Choe Junseok, Kim Hajung, Chok Yan Ting, Gim Mogan, Kang Jaewoo
Department of Computer Science, Korea University, Seoul, South Korea.
Department of Biomedical Engineering, Hankuk University of Foreign Studies, Yongin, South Korea.
J Cheminform. 2025 Aug 28;17(1):130. doi: 10.1186/s13321-025-01088-z.
Retrosynthesis-the process of deconstructing complex molecules into simpler, more accessible precursors-is a cornerstone of drug discovery and material design. While machine learning has improved single-step retrosynthesis prediction, generating complete multi-step retrosynthetic routes remains challenging. In this study, we explore the integration of single-step retrosynthesis models with various planning algorithms to improve multi-step retrosynthetic route generation. We expand the exploration space beyond previously limited settings by incorporating combinations of planning algorithms and single-step retrosynthesis models and diverse datasets, enabling a more comprehensive assessment of retrosynthetic strategies. We evaluated synthetic routes based on both solvability, the ability to generate a complete route, and route feasibility, which reflects their practical executability in the laboratory. Our findings show that the model combination with the highest solvability does not always produce the most feasible routes, underscoring the need for more nuanced evaluation. Through a systematic analysis of combinations of planning algorithms and single-step retrosynthesis models, their performance across different datasets, and various practical metrics, our study provides a more comprehensive evaluation of retrosynthetic planning strategies. These insights contribute to a better understanding of computational retrosynthesis and its alignment with real-world applicability.

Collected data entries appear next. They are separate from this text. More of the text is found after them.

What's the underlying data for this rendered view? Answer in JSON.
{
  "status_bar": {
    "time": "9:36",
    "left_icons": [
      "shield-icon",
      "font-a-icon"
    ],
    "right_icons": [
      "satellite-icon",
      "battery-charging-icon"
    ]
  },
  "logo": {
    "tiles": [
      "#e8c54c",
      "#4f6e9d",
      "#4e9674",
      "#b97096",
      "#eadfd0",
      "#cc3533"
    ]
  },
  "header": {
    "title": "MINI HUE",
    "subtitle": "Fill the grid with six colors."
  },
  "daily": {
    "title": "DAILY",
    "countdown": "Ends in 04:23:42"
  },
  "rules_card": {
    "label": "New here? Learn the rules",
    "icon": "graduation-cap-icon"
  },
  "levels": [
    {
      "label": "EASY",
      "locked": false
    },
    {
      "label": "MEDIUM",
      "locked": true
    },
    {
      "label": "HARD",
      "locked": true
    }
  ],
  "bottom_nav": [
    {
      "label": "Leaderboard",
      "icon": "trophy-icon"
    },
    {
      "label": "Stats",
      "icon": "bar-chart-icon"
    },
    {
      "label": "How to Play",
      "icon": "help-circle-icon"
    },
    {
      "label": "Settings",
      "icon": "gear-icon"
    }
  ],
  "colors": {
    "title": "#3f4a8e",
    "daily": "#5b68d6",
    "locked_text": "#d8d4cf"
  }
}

逆合成——将复杂分子解构为更简单、更易获取的前体的过程——是药物发现和材料设计的基石。虽然机器学习已改进了单步逆合成预测,但生成完整的多步逆合成路线仍具有挑战性。在本研究中,我们探索将单步逆合成模型与各种规划算法相结合,以改进多步逆合成路线生成。我们通过纳入规划算法和单步逆合成模型的组合以及多样的数据集,将探索空间扩展到先前有限的设置之外,从而能够对逆合成策略进行更全面的评估。我们基于可解性(生成完整路线的能力)和路线可行性(反映其在实验室中的实际可执行性)对合成路线进行了评估。我们的研究结果表明,具有最高可解性的模型组合并不总是能产生最可行的路线,这突出了进行更细致评估的必要性。通过对规划算法和单步逆合成模型的组合、它们在不同数据集上的性能以及各种实际指标进行系统分析,我们的研究对逆合成规划策略进行了更全面的评估。这些见解有助于更好地理解计算逆合成及其与实际适用性的契合度。